Well, one day, the king of Philistines looks out his window, and he sees Isaac and Rebekah playing around. The Hebrew word means to laugh, or maybe to giggle. Some translations say he was caressing her, but that’s not the best translation. Isaac was having some kind of fun with his wife, and it led to the king of Philistines calling Isaac and saying, “She’s not your sister. She’s your wife!” He knew that because of the way he saw them laughing and giggling.

God didn’t intend that stuff for junior high kids. He intended it for a man and his wife. Being married is no supposed to the end of romance. It’s supposed to be the beginning of it.

The joy of marriage is also why the father of Proverbs tells his son to find a wife and to delight in her. In Proverbs 5, the father says, “Stay away from the one who is not your wife. Drink from your own well. Rejoice in your own wife. Delight in her. Be intoxicated in her love.”

Isn’t that an interesting picture? He doesn’t want his son to have a boring life. He wants his son to be captivated and exhilarated with his bride.

If you want to expand on that theme, there is the entire book of Song of Solomon, which is a love song for a young couple before and after the wedding. The couple delights in one another’s company and in one another’s bodies. They compare their joy in one another to the joy of nature and of satisfying foods. The man compares his bride to a private, secluded garden, filled with delights that are just for him. That is God’s design.
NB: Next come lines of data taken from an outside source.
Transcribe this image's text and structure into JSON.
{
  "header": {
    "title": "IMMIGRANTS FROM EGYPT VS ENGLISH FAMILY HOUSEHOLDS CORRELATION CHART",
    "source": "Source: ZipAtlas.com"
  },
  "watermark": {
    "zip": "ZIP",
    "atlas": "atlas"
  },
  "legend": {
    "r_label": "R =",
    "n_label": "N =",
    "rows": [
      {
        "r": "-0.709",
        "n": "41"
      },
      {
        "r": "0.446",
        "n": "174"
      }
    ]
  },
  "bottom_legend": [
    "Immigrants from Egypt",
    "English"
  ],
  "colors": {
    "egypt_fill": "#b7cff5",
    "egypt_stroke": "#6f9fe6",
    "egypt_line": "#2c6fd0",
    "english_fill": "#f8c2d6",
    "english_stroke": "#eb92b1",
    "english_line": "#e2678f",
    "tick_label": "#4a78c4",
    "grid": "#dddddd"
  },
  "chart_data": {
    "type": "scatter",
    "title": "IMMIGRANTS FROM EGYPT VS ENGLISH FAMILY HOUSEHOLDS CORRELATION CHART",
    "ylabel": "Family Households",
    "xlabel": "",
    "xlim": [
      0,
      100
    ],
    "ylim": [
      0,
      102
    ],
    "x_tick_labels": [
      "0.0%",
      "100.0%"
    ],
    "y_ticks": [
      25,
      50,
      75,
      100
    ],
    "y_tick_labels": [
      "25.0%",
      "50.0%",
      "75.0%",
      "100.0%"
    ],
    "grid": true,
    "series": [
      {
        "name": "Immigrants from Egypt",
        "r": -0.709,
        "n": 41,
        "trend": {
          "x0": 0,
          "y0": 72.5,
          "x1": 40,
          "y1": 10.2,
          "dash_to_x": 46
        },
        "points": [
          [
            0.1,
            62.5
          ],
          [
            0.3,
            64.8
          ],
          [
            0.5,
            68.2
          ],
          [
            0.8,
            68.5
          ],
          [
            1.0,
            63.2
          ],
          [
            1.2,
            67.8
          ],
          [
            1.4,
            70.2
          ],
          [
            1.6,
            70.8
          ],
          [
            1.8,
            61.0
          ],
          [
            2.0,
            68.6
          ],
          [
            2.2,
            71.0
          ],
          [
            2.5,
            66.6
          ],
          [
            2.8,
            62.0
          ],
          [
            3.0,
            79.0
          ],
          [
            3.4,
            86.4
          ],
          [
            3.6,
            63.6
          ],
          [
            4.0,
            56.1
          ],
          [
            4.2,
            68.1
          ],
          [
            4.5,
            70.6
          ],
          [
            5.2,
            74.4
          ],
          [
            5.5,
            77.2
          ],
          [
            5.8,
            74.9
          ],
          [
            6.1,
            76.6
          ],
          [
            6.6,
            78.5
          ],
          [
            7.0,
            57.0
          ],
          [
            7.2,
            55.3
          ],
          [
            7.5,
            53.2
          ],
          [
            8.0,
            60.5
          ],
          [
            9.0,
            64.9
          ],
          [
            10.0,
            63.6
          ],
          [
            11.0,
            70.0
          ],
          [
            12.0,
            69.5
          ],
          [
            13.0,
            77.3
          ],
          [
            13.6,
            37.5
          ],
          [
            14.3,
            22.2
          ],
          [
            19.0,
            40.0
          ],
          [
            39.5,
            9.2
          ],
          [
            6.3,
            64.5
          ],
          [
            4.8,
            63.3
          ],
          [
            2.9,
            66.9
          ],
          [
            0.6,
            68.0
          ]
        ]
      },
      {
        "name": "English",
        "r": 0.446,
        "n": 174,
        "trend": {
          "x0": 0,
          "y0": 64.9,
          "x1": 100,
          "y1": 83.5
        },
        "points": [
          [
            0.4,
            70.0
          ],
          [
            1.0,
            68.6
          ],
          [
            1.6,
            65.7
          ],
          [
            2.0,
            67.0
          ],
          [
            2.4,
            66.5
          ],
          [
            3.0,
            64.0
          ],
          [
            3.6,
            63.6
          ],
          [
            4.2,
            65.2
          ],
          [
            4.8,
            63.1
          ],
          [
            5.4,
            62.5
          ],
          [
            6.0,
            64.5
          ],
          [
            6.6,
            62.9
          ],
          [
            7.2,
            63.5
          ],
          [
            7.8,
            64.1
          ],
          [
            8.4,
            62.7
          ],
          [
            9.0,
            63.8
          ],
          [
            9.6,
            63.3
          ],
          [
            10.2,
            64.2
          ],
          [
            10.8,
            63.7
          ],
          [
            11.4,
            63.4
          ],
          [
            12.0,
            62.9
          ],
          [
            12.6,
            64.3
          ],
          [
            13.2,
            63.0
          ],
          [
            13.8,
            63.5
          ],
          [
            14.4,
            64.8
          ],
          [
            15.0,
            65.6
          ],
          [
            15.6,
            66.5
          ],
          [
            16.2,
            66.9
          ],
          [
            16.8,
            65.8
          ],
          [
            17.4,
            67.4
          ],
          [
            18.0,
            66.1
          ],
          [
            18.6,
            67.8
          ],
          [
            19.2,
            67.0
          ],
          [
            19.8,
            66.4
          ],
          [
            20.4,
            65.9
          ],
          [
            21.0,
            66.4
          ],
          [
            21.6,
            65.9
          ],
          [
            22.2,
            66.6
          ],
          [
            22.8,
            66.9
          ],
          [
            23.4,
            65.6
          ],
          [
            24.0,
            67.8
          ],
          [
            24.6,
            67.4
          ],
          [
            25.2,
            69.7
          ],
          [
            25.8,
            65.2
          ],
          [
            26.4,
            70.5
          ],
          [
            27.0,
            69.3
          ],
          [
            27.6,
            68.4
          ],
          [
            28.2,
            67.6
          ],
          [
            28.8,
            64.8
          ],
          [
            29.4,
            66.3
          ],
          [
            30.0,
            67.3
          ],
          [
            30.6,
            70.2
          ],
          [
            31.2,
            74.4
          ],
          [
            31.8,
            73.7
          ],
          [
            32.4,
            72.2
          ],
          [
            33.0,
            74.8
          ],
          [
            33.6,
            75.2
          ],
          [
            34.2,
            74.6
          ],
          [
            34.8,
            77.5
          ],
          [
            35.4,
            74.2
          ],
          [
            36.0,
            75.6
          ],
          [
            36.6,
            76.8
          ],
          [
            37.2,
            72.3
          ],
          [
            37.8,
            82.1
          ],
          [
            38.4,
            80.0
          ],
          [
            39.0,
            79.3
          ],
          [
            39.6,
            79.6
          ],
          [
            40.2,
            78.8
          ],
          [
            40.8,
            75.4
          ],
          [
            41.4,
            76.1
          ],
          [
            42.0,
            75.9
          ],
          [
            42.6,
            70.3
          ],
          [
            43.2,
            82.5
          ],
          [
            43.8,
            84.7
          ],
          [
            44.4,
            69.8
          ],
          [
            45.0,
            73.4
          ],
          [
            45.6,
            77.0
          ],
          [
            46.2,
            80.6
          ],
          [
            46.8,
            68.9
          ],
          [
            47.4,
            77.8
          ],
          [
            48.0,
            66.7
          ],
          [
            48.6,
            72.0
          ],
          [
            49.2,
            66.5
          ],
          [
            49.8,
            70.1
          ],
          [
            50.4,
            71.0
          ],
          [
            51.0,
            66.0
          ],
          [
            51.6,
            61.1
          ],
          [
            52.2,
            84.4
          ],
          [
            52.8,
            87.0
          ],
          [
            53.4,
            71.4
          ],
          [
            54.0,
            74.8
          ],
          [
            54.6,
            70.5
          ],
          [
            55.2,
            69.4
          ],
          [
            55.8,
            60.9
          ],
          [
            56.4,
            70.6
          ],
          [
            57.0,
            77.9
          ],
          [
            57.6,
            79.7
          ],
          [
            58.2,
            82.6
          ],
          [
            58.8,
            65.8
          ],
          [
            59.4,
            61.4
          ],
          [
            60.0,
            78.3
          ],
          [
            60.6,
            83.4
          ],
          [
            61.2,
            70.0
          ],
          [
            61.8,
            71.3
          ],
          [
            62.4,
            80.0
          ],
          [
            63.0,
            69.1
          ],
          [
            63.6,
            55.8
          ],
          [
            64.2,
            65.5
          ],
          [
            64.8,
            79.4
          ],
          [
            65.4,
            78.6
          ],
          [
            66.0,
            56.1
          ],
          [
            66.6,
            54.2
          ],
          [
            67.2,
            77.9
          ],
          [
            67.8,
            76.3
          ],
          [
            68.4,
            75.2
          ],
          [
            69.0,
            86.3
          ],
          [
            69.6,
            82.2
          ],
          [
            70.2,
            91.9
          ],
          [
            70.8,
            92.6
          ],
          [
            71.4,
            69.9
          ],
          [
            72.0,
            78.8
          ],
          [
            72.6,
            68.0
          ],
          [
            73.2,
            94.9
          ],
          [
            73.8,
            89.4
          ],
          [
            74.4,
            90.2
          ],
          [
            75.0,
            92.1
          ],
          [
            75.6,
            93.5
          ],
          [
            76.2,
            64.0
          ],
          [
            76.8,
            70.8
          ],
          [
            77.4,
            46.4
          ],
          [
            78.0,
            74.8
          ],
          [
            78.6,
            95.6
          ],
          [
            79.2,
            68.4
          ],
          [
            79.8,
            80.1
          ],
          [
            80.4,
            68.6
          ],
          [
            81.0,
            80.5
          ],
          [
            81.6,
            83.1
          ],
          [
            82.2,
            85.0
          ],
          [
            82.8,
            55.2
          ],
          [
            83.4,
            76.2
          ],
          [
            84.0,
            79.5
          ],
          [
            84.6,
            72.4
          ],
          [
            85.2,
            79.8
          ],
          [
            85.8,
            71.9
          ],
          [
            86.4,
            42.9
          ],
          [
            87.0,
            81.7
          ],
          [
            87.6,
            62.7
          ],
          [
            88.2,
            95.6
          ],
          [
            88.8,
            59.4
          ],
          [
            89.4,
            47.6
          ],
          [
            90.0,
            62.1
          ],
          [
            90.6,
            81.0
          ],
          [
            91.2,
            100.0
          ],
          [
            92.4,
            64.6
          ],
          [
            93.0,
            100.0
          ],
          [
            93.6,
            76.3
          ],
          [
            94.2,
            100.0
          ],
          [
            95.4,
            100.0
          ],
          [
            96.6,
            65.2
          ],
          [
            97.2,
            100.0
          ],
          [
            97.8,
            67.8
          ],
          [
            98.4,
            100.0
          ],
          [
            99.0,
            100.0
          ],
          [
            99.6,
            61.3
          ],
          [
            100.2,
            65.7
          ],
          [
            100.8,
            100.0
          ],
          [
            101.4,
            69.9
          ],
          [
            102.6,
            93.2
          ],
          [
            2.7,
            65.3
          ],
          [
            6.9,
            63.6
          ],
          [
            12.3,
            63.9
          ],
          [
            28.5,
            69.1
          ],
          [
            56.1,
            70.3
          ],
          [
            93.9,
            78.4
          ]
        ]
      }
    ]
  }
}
When you elevate that beautiful design, you help rip yourself away from the cheap imitations that this world offers.

For those of you who really enjoy a good steak or a good brisket, how do you feel about the fake meat substitutes? They make it with vegetables, or with insects, or in a lab. It’s not even appetizing because it’s fake.

Or if you like real sugar or real cream or milk, you’re going to choose that over the artificial stuff. It’s not the same. Artificial sweeteners, artificial creamers, soy milk, almond milk—they just don’t have the same appeal for those of you who enjoy the real thing.

In a similar way, we need to elevate God’s true, original design, so that when the opportunity is there for something else, we can say, “No.” And we don’t even have to say, “Thank you.” We just say, “No. That’s not God’s design. That’s not for me. God gave me these desires so that I would be drawn to my wife or my husband.

And for you young men who aren’t married yet, God gave you those desires in order to move you to marriage. Get a job. Be responsible. Learn to serve others. And get married. That’s what men should be aiming for who have a physical desire. Find a wife and love her the way Christ loves the church. Marriage is not settling. Marriage is a gift.

As Hebrews 13 says—Let marriage be held in honor among all, and let the marriage bed be undefiled. We need to elevate God’s design.

Like I said, we are only going to be covering two of the principles today, but Lord willing, we’ll continue this list next time and continue growing in how we can progress in purity and learn self-control.

We’re all growing, and we’re all fighting. But we should be thankful to God that He is on our side.